Non è un caso che il regista di "Florence" sia Stephen Frears, lo stesso di "Philomena", visto che vi si respira la stessa atmosfera intrisa di commozione autentica. La storia che è alla base del film è nota ai più: un'ereditiera americana, Florence Foster Jenkins, sogna di diventare una cantante lirica, ma è "worst", come dicono gli americani. In questo suo disegno "patetico e vanaglorioso" è appoggiata dal marito-manager St. Clair Bayfield, un ex mediocre attore interpretato da Hugh Grant, e dal compositore Cosmé McMoon (Simon Helberg). Questo sostegno è interessato, così come i sentimenti di Bayfield che ha una seconda vita con una bella donna.

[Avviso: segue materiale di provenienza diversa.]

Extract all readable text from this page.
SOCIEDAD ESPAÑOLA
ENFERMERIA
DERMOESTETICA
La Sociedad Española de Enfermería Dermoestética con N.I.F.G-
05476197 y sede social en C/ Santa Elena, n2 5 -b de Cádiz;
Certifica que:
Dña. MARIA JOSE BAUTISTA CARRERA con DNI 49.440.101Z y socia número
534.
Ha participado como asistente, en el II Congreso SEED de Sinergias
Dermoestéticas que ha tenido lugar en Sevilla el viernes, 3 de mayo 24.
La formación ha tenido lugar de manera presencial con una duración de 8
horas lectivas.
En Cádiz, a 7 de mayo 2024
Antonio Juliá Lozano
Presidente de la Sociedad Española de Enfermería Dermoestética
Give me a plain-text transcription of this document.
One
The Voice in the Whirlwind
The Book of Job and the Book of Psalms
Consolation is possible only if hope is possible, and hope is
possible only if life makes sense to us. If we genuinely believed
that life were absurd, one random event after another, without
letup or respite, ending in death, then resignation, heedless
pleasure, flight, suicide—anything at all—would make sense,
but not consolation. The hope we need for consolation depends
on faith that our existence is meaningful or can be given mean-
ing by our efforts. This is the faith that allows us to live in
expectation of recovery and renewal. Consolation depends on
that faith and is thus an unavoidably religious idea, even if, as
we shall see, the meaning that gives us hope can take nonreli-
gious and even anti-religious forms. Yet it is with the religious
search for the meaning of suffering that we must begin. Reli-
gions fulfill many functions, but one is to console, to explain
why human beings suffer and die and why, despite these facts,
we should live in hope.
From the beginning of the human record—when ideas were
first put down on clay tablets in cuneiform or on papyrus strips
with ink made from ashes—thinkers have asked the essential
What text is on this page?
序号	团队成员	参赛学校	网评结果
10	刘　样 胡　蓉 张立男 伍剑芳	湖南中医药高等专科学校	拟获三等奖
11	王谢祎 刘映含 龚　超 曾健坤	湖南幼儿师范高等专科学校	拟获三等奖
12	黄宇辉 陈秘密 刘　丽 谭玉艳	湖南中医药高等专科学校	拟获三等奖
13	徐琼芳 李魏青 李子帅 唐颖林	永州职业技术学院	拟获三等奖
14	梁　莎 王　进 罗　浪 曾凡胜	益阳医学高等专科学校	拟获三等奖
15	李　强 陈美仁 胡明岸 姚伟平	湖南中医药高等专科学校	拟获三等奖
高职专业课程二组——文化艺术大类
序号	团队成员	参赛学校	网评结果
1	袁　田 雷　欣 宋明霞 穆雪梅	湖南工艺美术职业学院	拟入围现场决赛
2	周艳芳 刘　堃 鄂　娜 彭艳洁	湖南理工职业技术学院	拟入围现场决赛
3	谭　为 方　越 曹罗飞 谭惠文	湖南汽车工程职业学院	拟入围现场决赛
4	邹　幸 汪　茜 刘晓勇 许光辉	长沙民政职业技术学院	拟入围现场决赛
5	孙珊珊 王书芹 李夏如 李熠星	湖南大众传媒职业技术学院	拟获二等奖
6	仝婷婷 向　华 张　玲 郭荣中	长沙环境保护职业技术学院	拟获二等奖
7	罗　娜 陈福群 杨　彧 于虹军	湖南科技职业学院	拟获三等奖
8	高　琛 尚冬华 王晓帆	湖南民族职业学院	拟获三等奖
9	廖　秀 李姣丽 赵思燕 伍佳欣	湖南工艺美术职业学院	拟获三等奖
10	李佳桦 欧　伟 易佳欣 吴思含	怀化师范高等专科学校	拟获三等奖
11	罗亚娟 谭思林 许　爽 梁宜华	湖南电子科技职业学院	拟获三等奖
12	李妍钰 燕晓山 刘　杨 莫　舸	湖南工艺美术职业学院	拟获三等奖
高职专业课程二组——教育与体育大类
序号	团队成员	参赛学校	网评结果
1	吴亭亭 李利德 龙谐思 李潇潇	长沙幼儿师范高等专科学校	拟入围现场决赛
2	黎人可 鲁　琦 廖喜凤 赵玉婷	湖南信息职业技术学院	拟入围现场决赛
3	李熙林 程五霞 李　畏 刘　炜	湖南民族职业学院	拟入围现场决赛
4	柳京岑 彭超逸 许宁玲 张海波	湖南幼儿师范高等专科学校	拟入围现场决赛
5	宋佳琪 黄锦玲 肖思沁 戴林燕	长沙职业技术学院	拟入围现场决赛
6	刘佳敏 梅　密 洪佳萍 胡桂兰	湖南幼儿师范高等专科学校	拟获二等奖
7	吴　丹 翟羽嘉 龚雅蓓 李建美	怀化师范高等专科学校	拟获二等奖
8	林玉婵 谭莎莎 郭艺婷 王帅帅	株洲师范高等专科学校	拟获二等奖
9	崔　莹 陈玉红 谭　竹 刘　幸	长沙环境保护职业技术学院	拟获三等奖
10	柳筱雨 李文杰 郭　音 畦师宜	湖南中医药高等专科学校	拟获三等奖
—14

Siamo nel 1944 - il film è tratto da una storia vera - c'è la guerra, e intorno a Florence-Meryl Streep gravitano personaggi del calibro di Arturo Toscanini.

Fino a quando Bayfield riesce ad organizzare concerti con claque ignoranti e prezzolate va tutto bene, ma nel momento in cui Florence riprende le sue lezioni private per una grande aria lirica, e la incide autonomamente con un'etichetta in voga in quegli anni, cominciano i guai. Le radio militari iniziano a passare i suoi pezzi, richiesti soprattutto dalle persone comuni che, nel dolore della guerra, vengono attratte dalla sincerità del canto di Florence. Il momento clou è l'organizzazione di un concerto nella prestigiosa Carnegie Hall, dove la protagonista si deve esibire dinanzi ad un pubblico preparato.

Il film si regge su un registro comico che vira pericolosamente verso il drammatico, come in una commedia greca. Questo discrimine-limine è attraversato dalle grandi capacità attoriali della Streep - che molto probabilmente vincerà l'Oscar, nonostante la Emma Stone di "La la land" e la Nicole Kidman di "Lion" - che incarna il coraggio di vivere di una donna che, martoriata dalla vita (ha la sifilide), non rinuncia ad assecondare il suo talento con la forza del cuore e con i suoi sogni irrealizzabili. Questi ultimi, del resto, sono nobilitati dai primi e generano quell'amore-devozione che non è un sentimento di secondo ordine nella scala valoriale della nostra vita quotidiana.